But while this shrinks the ranks of what can be considered a service animal -- no more lizards, cats, parrots, monkeys, pot-bellied pigs -- it also explicitly extends that definition to include alldogs regardless of breed. This puts the pit bull bans in Aurora and Denver square in the cross-hairs for potential future litigation -- on top of the class-action lawsuit both cities are facing from disabled residents who use pit bulls as service animals.
The ruling by the Department of Justice last year doesn't specifically mention pit bulls. Rather, it found that local governments cannot use ordinances banning certain dog breeds as a justification to prevent a disabled person from utilizing any service dog of their choosing. A memo from the department says that decisions as to whether a dog should be permitted under the umbrella of "service animal" should be "based on that particular animal's actual behavior or history -- not based on fears or generalizations about how an animal or breed might behave."

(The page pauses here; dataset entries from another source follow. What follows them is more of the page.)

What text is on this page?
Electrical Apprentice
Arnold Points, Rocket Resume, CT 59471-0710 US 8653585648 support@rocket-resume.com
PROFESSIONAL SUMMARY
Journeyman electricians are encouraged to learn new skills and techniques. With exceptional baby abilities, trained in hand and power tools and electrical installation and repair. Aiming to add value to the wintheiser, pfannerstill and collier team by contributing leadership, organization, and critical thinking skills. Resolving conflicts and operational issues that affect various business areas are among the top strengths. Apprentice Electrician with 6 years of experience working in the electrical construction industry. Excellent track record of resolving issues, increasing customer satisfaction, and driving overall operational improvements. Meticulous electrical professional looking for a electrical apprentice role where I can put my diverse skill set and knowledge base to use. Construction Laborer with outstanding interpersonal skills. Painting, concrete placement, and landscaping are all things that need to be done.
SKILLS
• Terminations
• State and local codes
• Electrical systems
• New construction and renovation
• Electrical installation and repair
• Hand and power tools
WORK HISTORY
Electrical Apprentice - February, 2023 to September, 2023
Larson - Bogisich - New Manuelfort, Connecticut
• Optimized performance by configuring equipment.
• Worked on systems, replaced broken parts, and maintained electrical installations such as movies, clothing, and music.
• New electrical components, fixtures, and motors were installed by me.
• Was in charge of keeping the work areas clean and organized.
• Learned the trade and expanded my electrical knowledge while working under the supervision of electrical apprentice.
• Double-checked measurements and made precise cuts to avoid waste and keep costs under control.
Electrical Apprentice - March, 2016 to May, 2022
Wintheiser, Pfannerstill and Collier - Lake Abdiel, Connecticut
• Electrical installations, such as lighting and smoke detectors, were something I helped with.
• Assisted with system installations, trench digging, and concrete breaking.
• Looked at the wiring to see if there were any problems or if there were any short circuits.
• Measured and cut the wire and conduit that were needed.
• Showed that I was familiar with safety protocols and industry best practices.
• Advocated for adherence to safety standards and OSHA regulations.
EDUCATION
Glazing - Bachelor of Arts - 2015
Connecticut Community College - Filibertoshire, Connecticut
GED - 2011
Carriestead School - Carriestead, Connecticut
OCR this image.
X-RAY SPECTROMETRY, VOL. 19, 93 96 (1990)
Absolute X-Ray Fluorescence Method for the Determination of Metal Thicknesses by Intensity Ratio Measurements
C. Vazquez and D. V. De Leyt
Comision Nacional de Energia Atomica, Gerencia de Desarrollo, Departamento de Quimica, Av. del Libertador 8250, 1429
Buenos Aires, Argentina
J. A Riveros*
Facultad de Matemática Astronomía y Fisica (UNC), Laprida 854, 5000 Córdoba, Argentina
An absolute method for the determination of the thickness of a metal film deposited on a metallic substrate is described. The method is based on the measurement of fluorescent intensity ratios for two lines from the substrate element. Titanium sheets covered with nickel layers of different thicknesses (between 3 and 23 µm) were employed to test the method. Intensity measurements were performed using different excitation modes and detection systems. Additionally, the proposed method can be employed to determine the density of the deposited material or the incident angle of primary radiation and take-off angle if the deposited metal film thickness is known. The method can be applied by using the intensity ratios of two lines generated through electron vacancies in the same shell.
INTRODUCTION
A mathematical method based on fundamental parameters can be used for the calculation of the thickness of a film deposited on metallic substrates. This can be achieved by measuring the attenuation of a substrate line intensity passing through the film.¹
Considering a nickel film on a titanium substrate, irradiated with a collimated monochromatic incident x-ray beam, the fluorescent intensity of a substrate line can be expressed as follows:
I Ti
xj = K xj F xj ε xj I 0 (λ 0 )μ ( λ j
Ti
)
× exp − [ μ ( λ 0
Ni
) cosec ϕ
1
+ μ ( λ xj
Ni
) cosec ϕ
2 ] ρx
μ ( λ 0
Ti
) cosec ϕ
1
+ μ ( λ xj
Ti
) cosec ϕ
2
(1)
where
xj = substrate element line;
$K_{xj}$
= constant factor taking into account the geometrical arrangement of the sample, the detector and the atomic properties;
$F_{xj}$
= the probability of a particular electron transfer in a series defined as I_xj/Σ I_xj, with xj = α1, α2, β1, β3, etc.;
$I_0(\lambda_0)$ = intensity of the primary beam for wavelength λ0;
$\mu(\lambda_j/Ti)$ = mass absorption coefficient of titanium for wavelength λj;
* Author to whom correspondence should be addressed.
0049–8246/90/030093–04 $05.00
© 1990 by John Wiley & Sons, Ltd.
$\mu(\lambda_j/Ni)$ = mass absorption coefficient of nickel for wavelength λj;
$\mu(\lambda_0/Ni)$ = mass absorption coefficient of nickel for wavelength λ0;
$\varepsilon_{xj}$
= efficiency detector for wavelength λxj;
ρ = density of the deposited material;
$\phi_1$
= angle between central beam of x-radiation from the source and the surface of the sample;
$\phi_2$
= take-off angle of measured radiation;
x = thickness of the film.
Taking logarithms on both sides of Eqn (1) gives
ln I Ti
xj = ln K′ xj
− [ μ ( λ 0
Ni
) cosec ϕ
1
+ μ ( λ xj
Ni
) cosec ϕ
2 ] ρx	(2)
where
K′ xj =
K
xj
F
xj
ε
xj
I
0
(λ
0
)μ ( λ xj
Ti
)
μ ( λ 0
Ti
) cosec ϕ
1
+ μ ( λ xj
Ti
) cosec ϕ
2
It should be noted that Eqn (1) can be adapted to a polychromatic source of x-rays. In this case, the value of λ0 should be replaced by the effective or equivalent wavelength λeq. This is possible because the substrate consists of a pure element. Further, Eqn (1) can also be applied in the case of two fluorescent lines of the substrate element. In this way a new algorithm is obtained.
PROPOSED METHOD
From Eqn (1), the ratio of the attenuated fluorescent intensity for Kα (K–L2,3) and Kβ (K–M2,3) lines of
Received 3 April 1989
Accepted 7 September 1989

City attorneys in Denver and Aurora have been scrambling to convince elected leaders to enact ordinances that would carve out narrow exemptions to their breed bans. The Denver City Council shot down a proposed exemption last year. Aurora -- whose ban also includes eight other "bully breeds" such as American Bulldog and Cane Corso -- is considering establishing a "Restricted Breed" license for ban breeds that qualify as service animals. The measure will be discussed in the Neighborhood Services Policy Committee on Thursday evening.
Meanwhile, the Denver City Council's Health, Safety, Education & Services Committee is scheduled to meet in executive session this afternoon to get an update from city attorneys about the on-going "pit bull litigation."